7. Mixkhata1 (Posts: 141; Member since: 26 Feb 2017)


It's marketing but there is truth to what they say. Often, users tend to look at Qualcomm as the one whose "processors" are used by premium manufacturers. Each "platform" has its own pros and cons. It's good that they have officially redefined the term.

posted on 16 Mar 2017, 16:54 1

8. mikehunta727 (Posts: 1051; Member since: 12 Sep 2014)


Difference being open sourced tools vs closed sourced/no tools at all.Qualcomm platform is available for anything really, Windows, Linux, etc

posted on 16 Mar 2017, 18:19 1

9. mikehunta727 (Posts: 1051; Member since: 12 Sep 2014)


Plus Qualcomm does offer a nearly "perfect" all in one platform with their SoC's nowadays , from their own modem to their own GPU , own ISP, etc, most of the IP blocks on QC SoC's are well, designed by Qualcomm

posted on 16 Mar 2017, 19:12 1

10. trojan_horse (Posts: 4569; Member since: 06 May 2016)


Snapdragon all the way!

posted on 17 Mar 2017, 15:03

11. TechieXP1969 (Posts: 14041; Member since: 25 Sep 2013)


The "central processing unit" as we know it, surely has taken some big leaps in the past decade.

Considering I grew up when the 8086 (original Intel x86) and the 6502 (AKA Sega Chips power the Sega Genesis and early Mac computers) were considered the best in the game.

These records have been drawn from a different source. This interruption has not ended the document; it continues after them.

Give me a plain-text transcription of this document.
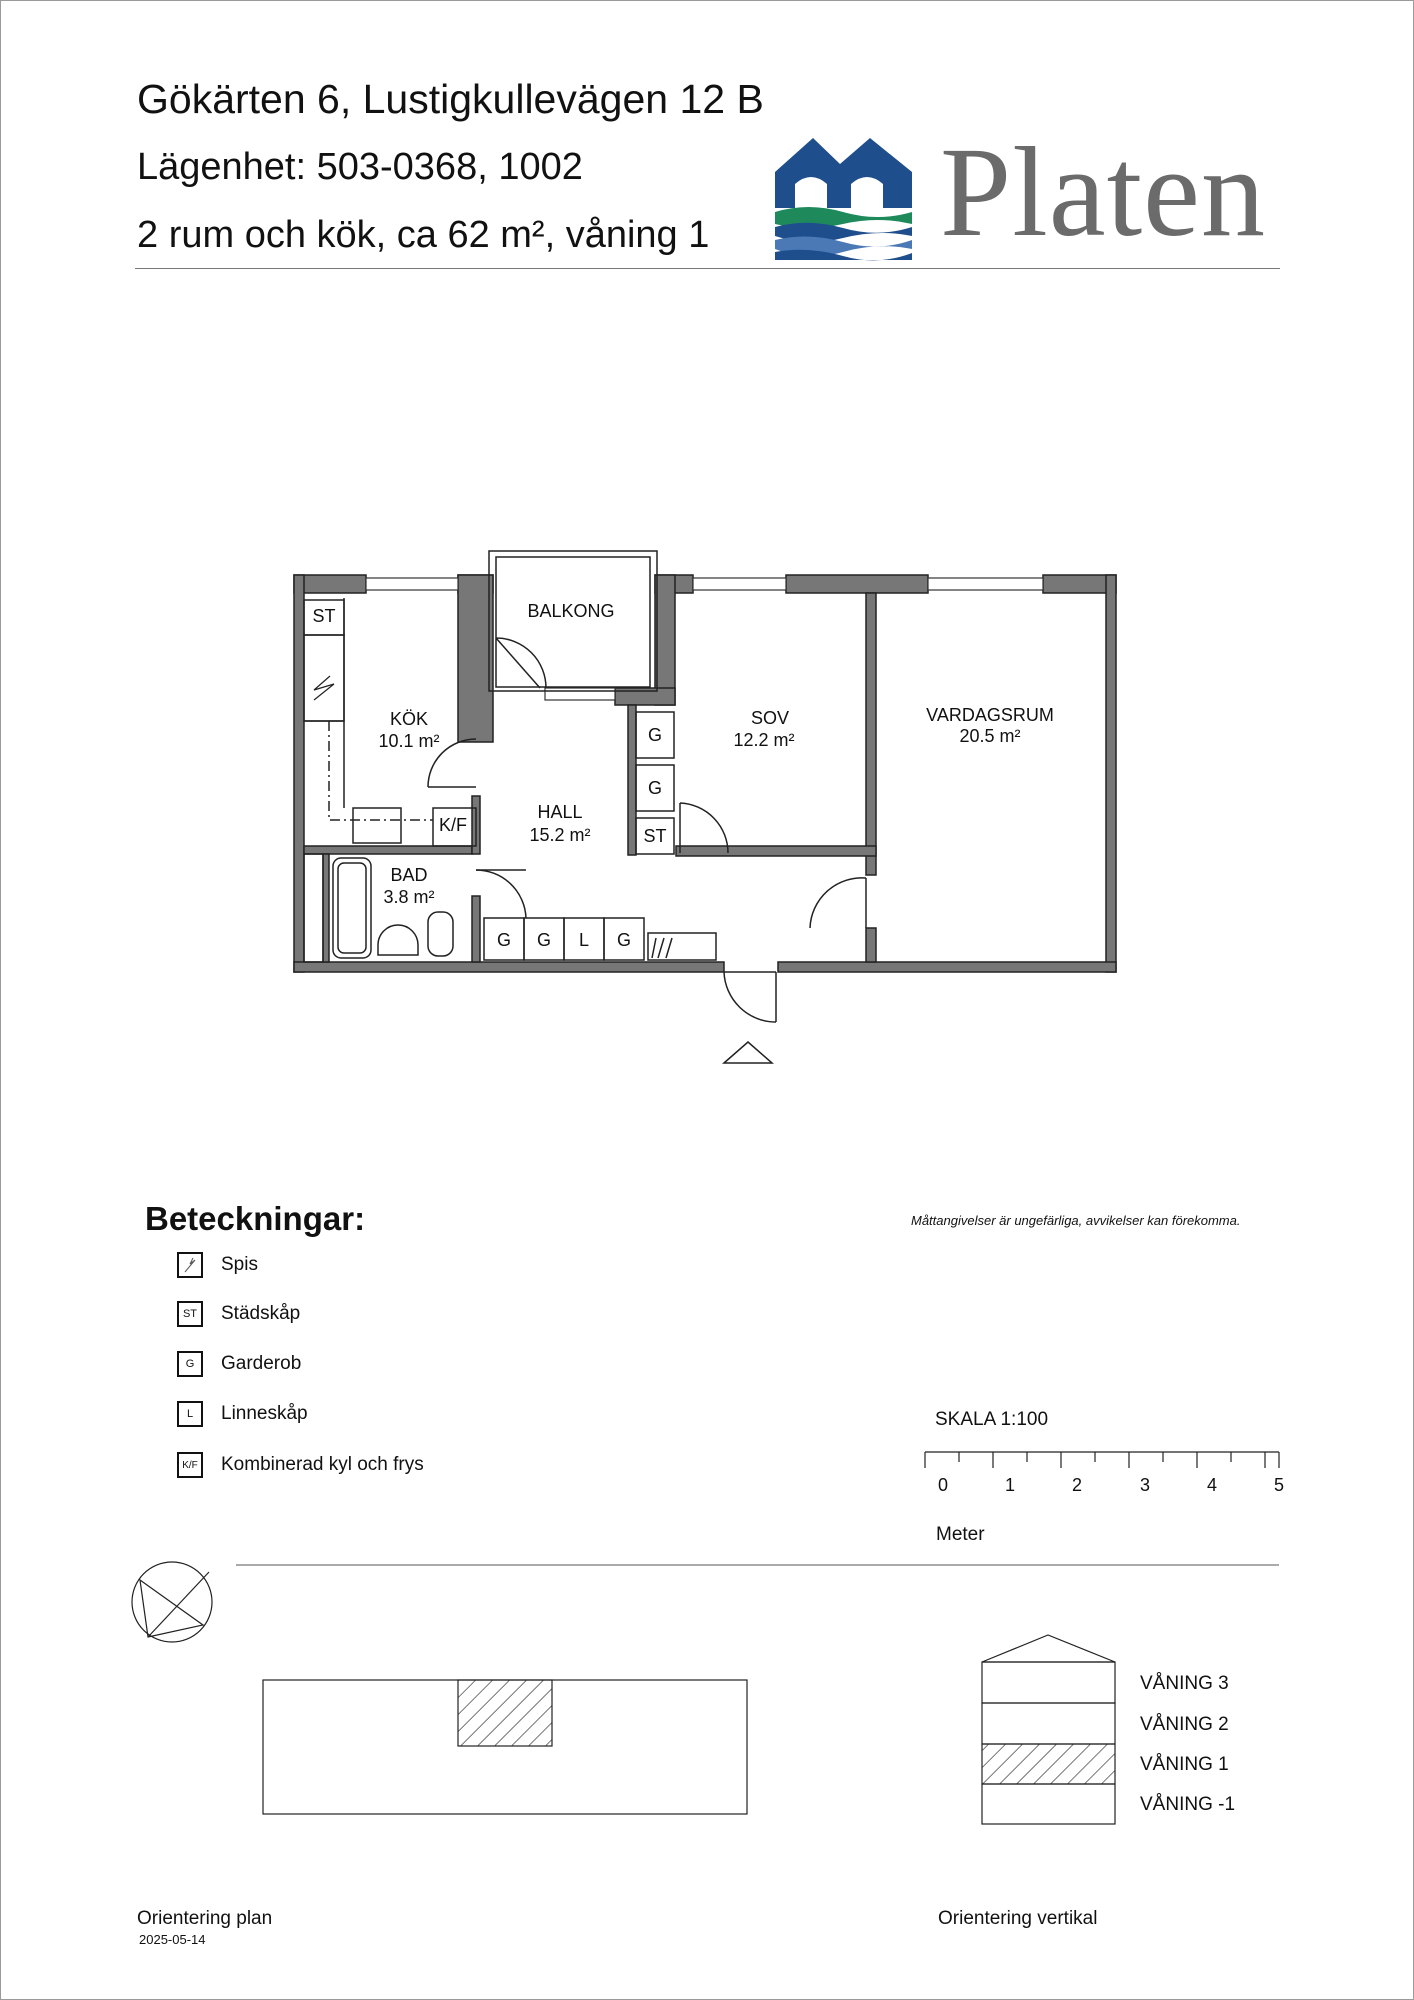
Gökärten 6, Lustigkullevägen 12 B
Lägenhet: 503-0368, 1002
2 rum och kök, ca 62 m², våning 1 Platen
KÖK
10.1 m²
BALKONG
SOV
12.2 m²
VARDAGSRUM
20.5 m²
HALL
15.2 m²
BAD
3.8 m²
ST
K/F
G
G
ST
G G L G
Beteckningar:
Spis
ST	Städskåp
G	Garderob
L	Linneskåp
K/F Kombinerad kyl och frys
Måttangivelser är ungefärliga, avvikelser kan förekomma.
SKALA 1:100
0	1	2	3	4	5
Meter
VÅNING 3
VÅNING 2
VÅNING 1
VÅNING -1
Orientering plan	Orientering vertikal
2025-05-14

Having watch the evolution of CPU's go from single dies, to symmetric side my side chip processing and now Core designs is simply awesome.

Considering the size of the die is what really makes them so amazing to fit not only the CPU, but GPU, modems, audio, USB, and so much more all in a space that us smaller than the top of your finger.

Chips are really and master of design and function.

That spaceship that crashed in the desert, really gave us some nice tech. Even if it took us 20+ years to perfect it.